13. Hukuk Dairesi 2015/21476 E. , 2017/9679 K.
"İçtihat Metni"MAHKEMESİ:Asliye Hukuk Mahkemesi
Taraflar arasındaki alacak davasının yapılan yargılaması sonunda ilamda yazılı nedenlerden dolayı davanın kısmen kabulüne kısmen reddine yönelik olarak verilen hükmün süresi içinde davacı ve davalı avukatınca temyiz edilmesi üzerine dosya incelendi gereği konuşulup düşünüldü.
K A R A R
Davacı, ... plakalı ... model ... marka minibüsü davalıdan 5.6.2006 tarihinde 12.800,00TL bedelle satın aldığını, 10.7.2008 tarihinde ise aynı aracı dava dışı ... "a sattığını, 21.5.2009 tarihinde çalıntı araca sahte motor veya şase numarası verilmesi nedeniyle el konulduğunu, ... tarafından aleyhinde ... 1. Asliye Hukuk Mahkemesi"nin 2012/450 E sayılı dosyası ile satış bedelinin iadesi istemiyle açılan davanın kabulüne karar verildiğini ileri sürerek; davalı ile yapılan satış sözleşmesinin iptali ile ödenen 12.800,00TL"nin 5.6.2006 tarihinden işleyecek yasal faiziyle birlikte tahsiline karar verilmesini istemiştir.avalı, davanın reddini dilemiştir.
Mahkemece, davanın kısmen kabulüne, 10.200,00 TL"nin 5.6.2006 tarihinden işleyecek yasal faiziyle birlikte davalıdan tahsiline, fazlaya ilişkin talebin reddine karar verilmiş; hüküm, taraflarca temyiz edilmiştir.
1-Davacı katılma yoluyla temyiz talebinde bulunmuş olup, davalının temyiz dilekçesini 30.3.2015 tarihinde tebliğ almış, temyiz dilekçesini ise yasal 10 günlük temyiz süresi aşılarak 13.4.2015 tarihinde verdiği anlaşılmakla davacının temyiz talebinin süre aşımı nedeniyle reddine karar vermek gerekmiştir.Davalının temyiz itirazlarının incelenmesinde;
2-6100 sayılı Hukuk Muhakemeleri Kanunu"nun (HMK) Hükmün kapsamı başlıklı 297. maddesinde; "hükmün, tarafların iddia ve savunmalarının özetini, anlaştıkları ve anlaşamadıkları hususları, çekişmeli vakıalar hakkında toplanan delilleri, delillerin tartışılması ve değerlendirilmesini, sabit görülen vakıalarla bunlardan çıkarılan sonuç ve hukuki sebepleri kapsayacağı" düzenlenmesine yer verilmiştir.

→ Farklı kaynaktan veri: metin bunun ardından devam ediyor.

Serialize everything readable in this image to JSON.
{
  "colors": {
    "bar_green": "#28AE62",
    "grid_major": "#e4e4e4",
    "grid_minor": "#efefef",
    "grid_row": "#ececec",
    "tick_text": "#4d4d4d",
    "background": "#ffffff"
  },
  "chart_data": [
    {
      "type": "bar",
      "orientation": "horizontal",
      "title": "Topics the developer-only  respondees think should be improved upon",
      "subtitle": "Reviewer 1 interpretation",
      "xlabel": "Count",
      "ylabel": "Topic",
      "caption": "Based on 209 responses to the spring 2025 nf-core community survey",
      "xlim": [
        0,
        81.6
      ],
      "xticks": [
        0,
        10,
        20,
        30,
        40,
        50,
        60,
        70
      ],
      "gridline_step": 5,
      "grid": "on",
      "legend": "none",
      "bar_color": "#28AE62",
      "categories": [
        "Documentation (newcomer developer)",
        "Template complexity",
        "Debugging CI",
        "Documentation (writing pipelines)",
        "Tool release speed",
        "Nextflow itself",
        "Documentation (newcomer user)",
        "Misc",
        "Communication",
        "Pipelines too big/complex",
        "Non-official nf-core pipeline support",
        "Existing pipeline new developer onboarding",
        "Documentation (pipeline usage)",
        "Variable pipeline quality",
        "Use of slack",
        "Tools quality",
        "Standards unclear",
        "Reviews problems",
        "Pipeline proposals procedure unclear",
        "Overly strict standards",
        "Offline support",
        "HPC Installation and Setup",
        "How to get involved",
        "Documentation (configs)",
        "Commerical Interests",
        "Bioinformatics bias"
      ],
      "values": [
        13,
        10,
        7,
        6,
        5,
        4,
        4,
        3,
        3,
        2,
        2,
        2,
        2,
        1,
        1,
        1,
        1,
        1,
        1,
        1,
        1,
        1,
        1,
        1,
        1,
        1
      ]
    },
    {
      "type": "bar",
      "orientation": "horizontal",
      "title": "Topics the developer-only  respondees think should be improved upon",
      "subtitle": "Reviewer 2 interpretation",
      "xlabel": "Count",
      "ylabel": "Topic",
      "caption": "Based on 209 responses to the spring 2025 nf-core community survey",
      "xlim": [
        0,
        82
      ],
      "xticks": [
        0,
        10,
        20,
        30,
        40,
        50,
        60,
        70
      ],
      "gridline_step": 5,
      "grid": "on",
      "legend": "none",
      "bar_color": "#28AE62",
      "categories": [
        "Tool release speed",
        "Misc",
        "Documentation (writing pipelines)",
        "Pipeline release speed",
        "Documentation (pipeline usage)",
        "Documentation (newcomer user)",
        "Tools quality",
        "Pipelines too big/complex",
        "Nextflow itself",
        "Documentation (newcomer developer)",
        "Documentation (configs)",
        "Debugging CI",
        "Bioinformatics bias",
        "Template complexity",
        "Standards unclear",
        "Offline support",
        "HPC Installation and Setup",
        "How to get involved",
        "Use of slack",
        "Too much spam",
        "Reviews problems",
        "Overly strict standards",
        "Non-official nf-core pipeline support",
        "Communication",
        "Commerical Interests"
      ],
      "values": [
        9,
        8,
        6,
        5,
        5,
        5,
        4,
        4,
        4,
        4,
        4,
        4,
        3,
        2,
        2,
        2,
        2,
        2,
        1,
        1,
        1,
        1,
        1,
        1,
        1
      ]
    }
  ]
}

Bu açıklamalar ışığında somut olay değerlendirildiğinde, davacının satış sözleşmesinin iptaline yönelik talebi bakımından hüküm kısmında bir değerlendirme yapılmadığı, böylelilikle az yukarıda değinilen düzenlemelere aykırılılık oluşturulduğu görülmektedir. Karar bu yönüyle usul ve yasaya aykırı olup, bozmayı gerektirir.

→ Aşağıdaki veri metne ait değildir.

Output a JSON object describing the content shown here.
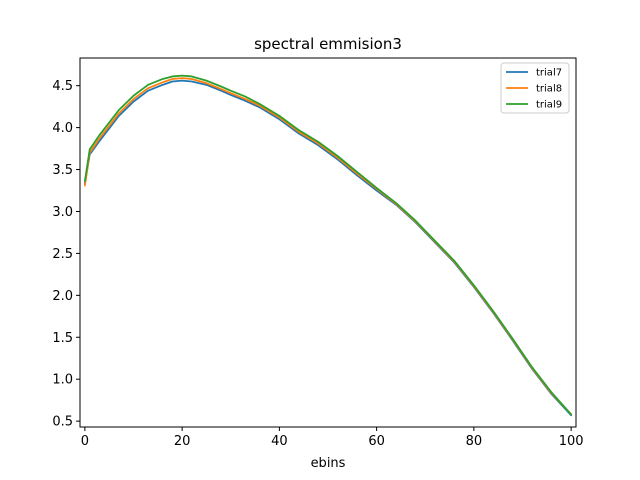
{
  "chart_data": {
    "type": "line",
    "title": "spectral emmision3",
    "xlabel": "ebins",
    "ylabel": "",
    "xlim": [
      -1,
      101
    ],
    "ylim": [
      0.43,
      4.83
    ],
    "xticks": [
      0,
      20,
      40,
      60,
      80,
      100
    ],
    "yticks": [
      0.5,
      1.0,
      1.5,
      2.0,
      2.5,
      3.0,
      3.5,
      4.0,
      4.5
    ],
    "xtick_labels": [
      "0",
      "20",
      "40",
      "60",
      "80",
      "100"
    ],
    "ytick_labels": [
      "0.5",
      "1.0",
      "1.5",
      "2.0",
      "2.5",
      "3.0",
      "3.5",
      "4.0",
      "4.5"
    ],
    "grid": false,
    "legend_position": "top-right",
    "x": [
      0,
      1,
      3,
      5,
      7,
      10,
      13,
      16,
      18,
      20,
      22,
      25,
      28,
      30,
      33,
      36,
      40,
      44,
      48,
      52,
      56,
      60,
      64,
      68,
      72,
      76,
      80,
      84,
      88,
      92,
      96,
      100
    ],
    "series": [
      {
        "name": "trial7",
        "color": "#1f77b4",
        "values": [
          3.33,
          3.68,
          3.84,
          3.99,
          4.14,
          4.31,
          4.44,
          4.51,
          4.55,
          4.56,
          4.55,
          4.51,
          4.44,
          4.39,
          4.32,
          4.24,
          4.1,
          3.93,
          3.79,
          3.62,
          3.43,
          3.25,
          3.08,
          2.87,
          2.63,
          2.39,
          2.1,
          1.79,
          1.46,
          1.12,
          0.82,
          0.57
        ]
      },
      {
        "name": "trial8",
        "color": "#ff7f0e",
        "values": [
          3.31,
          3.7,
          3.87,
          4.02,
          4.17,
          4.34,
          4.47,
          4.54,
          4.58,
          4.59,
          4.58,
          4.53,
          4.46,
          4.41,
          4.34,
          4.26,
          4.12,
          3.95,
          3.81,
          3.64,
          3.45,
          3.27,
          3.09,
          2.88,
          2.64,
          2.4,
          2.11,
          1.8,
          1.47,
          1.13,
          0.83,
          0.58
        ]
      },
      {
        "name": "trial9",
        "color": "#2ca02c",
        "values": [
          3.36,
          3.74,
          3.91,
          4.06,
          4.21,
          4.38,
          4.51,
          4.58,
          4.61,
          4.62,
          4.61,
          4.56,
          4.49,
          4.44,
          4.37,
          4.28,
          4.14,
          3.97,
          3.83,
          3.66,
          3.47,
          3.28,
          3.1,
          2.89,
          2.65,
          2.41,
          2.12,
          1.81,
          1.48,
          1.14,
          0.84,
          0.58
        ]
      }
    ]
  }
}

3- Bozma neden ve şekline göre, davalının diğer temyiz nedenlerinin şimdilik incelenmesine yer olmadığına,
4-Kabule göre de; 6098 sayılı B.K.’nun 117. maddesi hükmü uyarınca muaccel bir borcun borçlusu, alacaklının ihtarı ile mütemerrit olur. Dava konusu olayda davacının, davalıyı, dava tarihinden evvel temerrüde düşüren ihtarı söz konusu olmadığı halde, mahkemece sözleşme tarihinden itibaren faiz işletilmesine karar verilmiştir. O halde mahkemece, davalının daha önce temerrüde düşürülmediği dikkate alınarak, dava tarihinden itibaren faiz yürütülmesi gerekirken yazılı şekilde karar verilmiş olması usul ve yasaya aykırı olup bozma nedenidir.

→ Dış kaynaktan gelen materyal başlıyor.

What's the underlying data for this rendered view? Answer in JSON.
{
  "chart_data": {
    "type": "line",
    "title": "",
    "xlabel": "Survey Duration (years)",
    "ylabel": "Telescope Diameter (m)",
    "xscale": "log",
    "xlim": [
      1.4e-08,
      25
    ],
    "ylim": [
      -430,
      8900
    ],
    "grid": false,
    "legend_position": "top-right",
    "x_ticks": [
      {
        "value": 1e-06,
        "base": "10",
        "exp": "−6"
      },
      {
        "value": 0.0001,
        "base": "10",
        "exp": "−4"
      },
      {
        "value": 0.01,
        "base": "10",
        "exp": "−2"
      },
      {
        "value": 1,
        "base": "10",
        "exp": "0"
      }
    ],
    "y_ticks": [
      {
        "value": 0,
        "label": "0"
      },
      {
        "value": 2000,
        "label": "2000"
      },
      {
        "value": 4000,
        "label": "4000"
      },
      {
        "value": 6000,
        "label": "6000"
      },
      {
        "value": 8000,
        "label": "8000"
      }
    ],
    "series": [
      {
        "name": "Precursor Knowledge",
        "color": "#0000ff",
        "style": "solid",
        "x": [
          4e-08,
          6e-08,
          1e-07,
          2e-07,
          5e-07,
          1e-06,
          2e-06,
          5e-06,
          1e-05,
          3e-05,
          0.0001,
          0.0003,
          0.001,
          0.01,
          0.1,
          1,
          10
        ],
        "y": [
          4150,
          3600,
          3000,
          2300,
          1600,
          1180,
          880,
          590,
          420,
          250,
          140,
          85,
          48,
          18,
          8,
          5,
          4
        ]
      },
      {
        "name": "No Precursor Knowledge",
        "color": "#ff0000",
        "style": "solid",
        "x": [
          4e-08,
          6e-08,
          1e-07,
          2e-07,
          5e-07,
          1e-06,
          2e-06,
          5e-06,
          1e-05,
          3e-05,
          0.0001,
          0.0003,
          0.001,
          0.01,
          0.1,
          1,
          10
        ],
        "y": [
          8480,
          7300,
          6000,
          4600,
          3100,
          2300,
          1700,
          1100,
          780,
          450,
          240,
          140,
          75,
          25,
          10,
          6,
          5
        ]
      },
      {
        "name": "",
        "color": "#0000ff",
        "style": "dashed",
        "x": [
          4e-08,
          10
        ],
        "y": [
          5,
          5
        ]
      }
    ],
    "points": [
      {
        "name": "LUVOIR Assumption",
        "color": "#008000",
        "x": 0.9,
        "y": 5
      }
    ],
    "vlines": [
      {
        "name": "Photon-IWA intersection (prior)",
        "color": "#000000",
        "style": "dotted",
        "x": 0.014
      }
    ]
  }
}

SONUÇ: Yukarıda açıklandığı üzere; 1- numaralı bentte açıklanan nedenlerle davacının temyiz dilekçesinin süre yönünden reddine, ve 2- nolu bentde açıklanan nedenle hükmün davalı yararına bozulmasına, 3- bozma nedenine göre davalının diğer temyiz nedenlerinin incelenmesine şimdilik yer olmadığına, peşin alınan 27,70 TL harcın istek halinde davacıya iadesine, 174,42 TL harcında davalıya iadesine, HUMK’nun 440/III-1 maddesi uyarınca karar düzeltme yolu kapalı olmak üzere, 18/10/2017 gününde oybirliğiyle karar verildi.